Stock markets around the world nosedived on Friday, following a day in the red for European and US markets. Investors are nervous at the prospect of a sudden slowdown in the US economy, as well as having the eurozone debt crisis on their minds.
The ongoing sell-off follows the biggest one-day points decline on Wall Street since the 2008 financial crisis, AP reports.
Major EU markets fell on Thursday, with the euro sliding against the dollar over uncertainty about the ability of Italy and Portugal to stave off an impending crisis. On the same day, the European Central Bank tried to calm nervous markets by offering more emergency credit.
It is against this backdrop that German Chancellor Angela Merkel will hold a conference call with French President Nicolas Sarkozy and Spanish Prime Minister Jose Luis Rodriguez Zapatero to discuss the situation.

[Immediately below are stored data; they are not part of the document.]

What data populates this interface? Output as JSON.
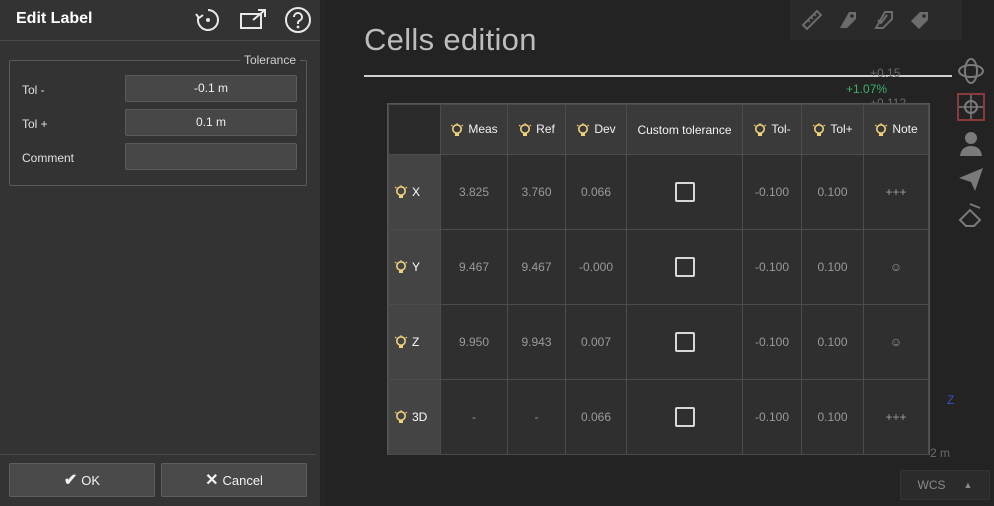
{
  "panel": {
    "title": "Edit Label",
    "tolerance_group": "Tolerance",
    "fields": [
      {
        "label": "Tol -",
        "value": "-0.1 m"
      },
      {
        "label": "Tol +",
        "value": "0.1 m"
      },
      {
        "label": "Comment",
        "value": ""
      }
    ],
    "ok_label": "OK",
    "cancel_label": "Cancel"
  },
  "view": {
    "title": "Cells edition",
    "bg_readouts": [
      "+0.15",
      "+1.07%",
      "+0.112"
    ],
    "scale_text": "2 m",
    "axis_z": "Z",
    "wcs_label": "WCS"
  },
  "table": {
    "headers": [
      "Meas",
      "Ref",
      "Dev",
      "Custom tolerance",
      "Tol-",
      "Tol+",
      "Note"
    ],
    "rows": [
      {
        "label": "X",
        "meas": "3.825",
        "ref": "3.760",
        "dev": "0.066",
        "custom": false,
        "tol_minus": "-0.100",
        "tol_plus": "0.100",
        "note": "+++"
      },
      {
        "label": "Y",
        "meas": "9.467",
        "ref": "9.467",
        "dev": "-0.000",
        "custom": false,
        "tol_minus": "-0.100",
        "tol_plus": "0.100",
        "note": "☺"
      },
      {
        "label": "Z",
        "meas": "9.950",
        "ref": "9.943",
        "dev": "0.007",
        "custom": false,
        "tol_minus": "-0.100",
        "tol_plus": "0.100",
        "note": "☺"
      },
      {
        "label": "3D",
        "meas": "-",
        "ref": "-",
        "dev": "0.066",
        "custom": false,
        "tol_minus": "-0.100",
        "tol_plus": "0.100",
        "note": "+++"
      }
    ]
  },
  "colors": {
    "bulb": "#f0d27a",
    "readout_green": "#3fae6a"
  }
}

According to Mark Geary, president of the International Executive Search Federation, the ongoing turmoil has seen banks and governments swap the roles they held during the 2008 crisis.
“Previously, we had a banking crisis where the banks had lent too much money. The banks have undergone considerable change and reform: they have strengthened their balance sheet, they have had the stress test,” he said. “What we are seeing now is a fiscal crisis. It is where governments have not balanced their books.”
Geary added that now it is time for the banks to rescue their governments.
“I think it is ironic,” he said. “Previously, the governments had to come to the aid of the banks and now that some of the economies are not in good condition themselves, because the governments spend more than they are bringing in, now they are going cap in hand to their banks, saying ‘You have got to support us’ and obviously banks do not like that.”